In Section V-B, we compared the sensitivity of the multi-modal CMTF decomposition in MEG and fMRI with single-modality data-driven decomposition methods. We showed that the multimodal CMTF model can improve the sensitivity of group-level analyses versus that of single-modality decomposition data models. The results demonstrated better performance of the CMTF in terms of Cohen’s $d$ ES and lower p-values in both MEG and fMRI modalities. Compared with single-modality decomposition models, we observed that CMTF provided 1.5–2 times higher ES (see Fig. 4) and lower p-values (see Table S.VI–S.VII). The second best-performing method was ERBM, which showed better sensitivity than the DL method. An explanation is that the ERBM algorithm employs the flexible density-matching probability model, which automatically adjusts to the underlying data distribution.

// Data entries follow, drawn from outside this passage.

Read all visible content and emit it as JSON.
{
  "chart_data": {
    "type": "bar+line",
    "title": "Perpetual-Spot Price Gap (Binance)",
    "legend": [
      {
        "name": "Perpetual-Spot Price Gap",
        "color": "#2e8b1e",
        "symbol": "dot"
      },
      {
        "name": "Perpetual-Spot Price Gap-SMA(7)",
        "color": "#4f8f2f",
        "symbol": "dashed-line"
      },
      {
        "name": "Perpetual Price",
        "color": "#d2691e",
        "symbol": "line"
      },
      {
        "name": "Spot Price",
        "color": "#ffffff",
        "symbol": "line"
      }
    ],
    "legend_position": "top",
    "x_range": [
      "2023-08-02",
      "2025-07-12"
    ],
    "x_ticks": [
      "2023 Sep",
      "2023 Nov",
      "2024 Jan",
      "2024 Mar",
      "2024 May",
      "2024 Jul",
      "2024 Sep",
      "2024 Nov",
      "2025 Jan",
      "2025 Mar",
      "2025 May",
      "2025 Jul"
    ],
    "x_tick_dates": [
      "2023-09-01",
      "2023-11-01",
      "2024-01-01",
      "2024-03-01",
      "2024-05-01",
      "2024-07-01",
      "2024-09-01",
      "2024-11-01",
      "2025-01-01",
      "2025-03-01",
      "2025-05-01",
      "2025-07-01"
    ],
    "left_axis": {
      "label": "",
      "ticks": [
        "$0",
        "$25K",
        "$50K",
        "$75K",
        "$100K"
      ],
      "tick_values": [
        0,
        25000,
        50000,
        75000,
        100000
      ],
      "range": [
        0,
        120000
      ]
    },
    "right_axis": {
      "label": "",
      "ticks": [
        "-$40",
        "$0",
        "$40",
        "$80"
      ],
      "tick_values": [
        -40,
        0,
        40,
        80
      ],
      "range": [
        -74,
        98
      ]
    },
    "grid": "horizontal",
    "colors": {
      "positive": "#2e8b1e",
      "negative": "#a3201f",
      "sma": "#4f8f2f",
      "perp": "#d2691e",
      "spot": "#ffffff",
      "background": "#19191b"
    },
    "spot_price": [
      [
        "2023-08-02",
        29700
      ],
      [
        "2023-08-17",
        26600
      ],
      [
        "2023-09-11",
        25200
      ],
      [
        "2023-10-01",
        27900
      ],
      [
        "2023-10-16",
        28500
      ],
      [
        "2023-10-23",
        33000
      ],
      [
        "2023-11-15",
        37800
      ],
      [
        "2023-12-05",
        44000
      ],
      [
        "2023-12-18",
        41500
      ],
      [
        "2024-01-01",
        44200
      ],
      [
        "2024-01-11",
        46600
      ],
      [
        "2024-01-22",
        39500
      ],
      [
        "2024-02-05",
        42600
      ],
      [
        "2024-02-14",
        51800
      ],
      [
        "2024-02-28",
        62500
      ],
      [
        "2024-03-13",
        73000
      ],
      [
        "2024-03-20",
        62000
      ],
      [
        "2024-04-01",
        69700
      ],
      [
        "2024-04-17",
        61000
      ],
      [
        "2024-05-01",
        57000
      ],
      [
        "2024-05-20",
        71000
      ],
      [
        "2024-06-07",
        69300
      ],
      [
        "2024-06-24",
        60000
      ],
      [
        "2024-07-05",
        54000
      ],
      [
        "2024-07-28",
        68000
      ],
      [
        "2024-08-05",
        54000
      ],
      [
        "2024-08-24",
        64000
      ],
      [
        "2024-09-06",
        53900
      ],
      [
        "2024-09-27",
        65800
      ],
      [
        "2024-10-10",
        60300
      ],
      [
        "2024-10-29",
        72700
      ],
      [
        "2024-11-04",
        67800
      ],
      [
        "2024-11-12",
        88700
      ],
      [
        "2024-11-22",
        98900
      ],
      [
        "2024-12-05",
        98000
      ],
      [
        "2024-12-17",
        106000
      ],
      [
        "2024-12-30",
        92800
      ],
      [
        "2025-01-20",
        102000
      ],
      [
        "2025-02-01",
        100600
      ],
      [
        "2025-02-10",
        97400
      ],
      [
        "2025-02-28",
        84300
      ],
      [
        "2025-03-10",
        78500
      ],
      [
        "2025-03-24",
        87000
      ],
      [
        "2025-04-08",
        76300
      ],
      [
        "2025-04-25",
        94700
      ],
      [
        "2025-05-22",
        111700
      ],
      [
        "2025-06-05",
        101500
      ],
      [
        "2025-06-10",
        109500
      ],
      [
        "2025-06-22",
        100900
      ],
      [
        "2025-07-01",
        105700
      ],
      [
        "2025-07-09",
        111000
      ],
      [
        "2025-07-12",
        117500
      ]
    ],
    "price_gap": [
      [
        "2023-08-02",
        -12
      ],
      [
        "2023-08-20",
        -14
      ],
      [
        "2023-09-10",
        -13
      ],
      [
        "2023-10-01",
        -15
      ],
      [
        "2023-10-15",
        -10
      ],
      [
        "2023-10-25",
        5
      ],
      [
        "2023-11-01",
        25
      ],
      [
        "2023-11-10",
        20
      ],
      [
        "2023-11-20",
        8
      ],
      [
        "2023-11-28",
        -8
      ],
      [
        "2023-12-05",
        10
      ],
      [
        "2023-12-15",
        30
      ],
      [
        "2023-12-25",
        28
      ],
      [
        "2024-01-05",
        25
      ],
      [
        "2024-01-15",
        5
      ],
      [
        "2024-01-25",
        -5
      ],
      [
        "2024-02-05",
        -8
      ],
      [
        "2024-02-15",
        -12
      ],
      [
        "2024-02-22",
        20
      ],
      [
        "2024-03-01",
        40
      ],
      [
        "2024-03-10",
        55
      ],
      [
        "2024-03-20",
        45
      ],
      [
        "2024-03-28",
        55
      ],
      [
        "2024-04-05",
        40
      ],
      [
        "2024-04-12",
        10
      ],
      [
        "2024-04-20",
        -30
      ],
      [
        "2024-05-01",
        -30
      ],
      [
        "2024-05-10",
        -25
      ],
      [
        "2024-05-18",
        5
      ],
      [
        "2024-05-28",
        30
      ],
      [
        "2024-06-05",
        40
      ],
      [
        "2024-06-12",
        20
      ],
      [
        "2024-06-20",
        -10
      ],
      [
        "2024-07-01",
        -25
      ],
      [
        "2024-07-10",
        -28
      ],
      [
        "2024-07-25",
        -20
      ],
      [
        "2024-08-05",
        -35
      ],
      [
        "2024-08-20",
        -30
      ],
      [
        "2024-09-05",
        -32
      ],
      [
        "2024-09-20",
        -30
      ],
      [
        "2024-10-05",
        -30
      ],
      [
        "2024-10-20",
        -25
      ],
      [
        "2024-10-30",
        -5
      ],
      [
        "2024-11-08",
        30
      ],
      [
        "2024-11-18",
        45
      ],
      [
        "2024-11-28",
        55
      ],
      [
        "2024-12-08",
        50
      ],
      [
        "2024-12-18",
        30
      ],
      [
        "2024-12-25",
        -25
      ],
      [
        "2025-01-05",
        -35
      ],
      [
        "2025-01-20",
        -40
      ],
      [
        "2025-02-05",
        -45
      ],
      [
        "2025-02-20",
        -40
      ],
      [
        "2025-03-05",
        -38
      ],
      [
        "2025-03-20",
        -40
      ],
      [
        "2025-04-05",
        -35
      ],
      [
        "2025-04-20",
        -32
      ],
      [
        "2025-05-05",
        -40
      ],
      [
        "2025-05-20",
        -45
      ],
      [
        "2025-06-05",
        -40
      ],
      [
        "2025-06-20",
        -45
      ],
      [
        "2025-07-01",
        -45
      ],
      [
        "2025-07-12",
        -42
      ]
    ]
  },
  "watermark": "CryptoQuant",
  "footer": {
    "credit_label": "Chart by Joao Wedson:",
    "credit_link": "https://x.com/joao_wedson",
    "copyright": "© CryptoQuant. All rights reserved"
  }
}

C. Limitations and Future Work

There were some study limitations that should be considered. We have used the CMTF data model, which assumes that all modalities share the same number of factors. However, because of different nature of fused data, the number of components could vary across modalities. To address this limitation, our future work may include using the advanced CMTF model [12] that allows shared/unshared factors to quantify the contribution from each modality [12]. Future promising directions also include multitask pattern learning via the representation of the multisensory task as a CTTD data model [13]. A multitask CTTD data model could further improve the uniqueness of the joint decomposition and enable the direct evaluation of the non-additive multisensory effects.

VII. Conclusion

We demonstrated that the CMTF model can be used for learning spatiotemporal brain dynamics with high temporal resolution via data fusion of hemodynamic and electrophysiological measurements. We described a multimodal data fusion framework that allows robust identification of task-related activation patterns and improves the spatiotemporal characterization of brain processes. In this paper, we demonstrated the value of merging MEG and fMRI modalities to exploit their functional resolutions. We used the proposed approach to show that the sensitivity obtained was higher using the multimodal tensor/matrix data model in group-level analyses relative to the traditional single-modality data-driven models by leveraging complementary information across MEG and fMRI modalities. To summarize, joint tensor/matrix decomposition using the CMTF model is a promising exploratory tool for multimodal neuroimaging data. This method allowed us to study the spatiotemporal dynamics of brain function and its relation to behavioral and cognitive performance. The method enables the use of complementary information from both MEG and fMRI modalities for determining the facets of sensory processing and for characterizing the typical spatiotemporal patterns in the developing brain.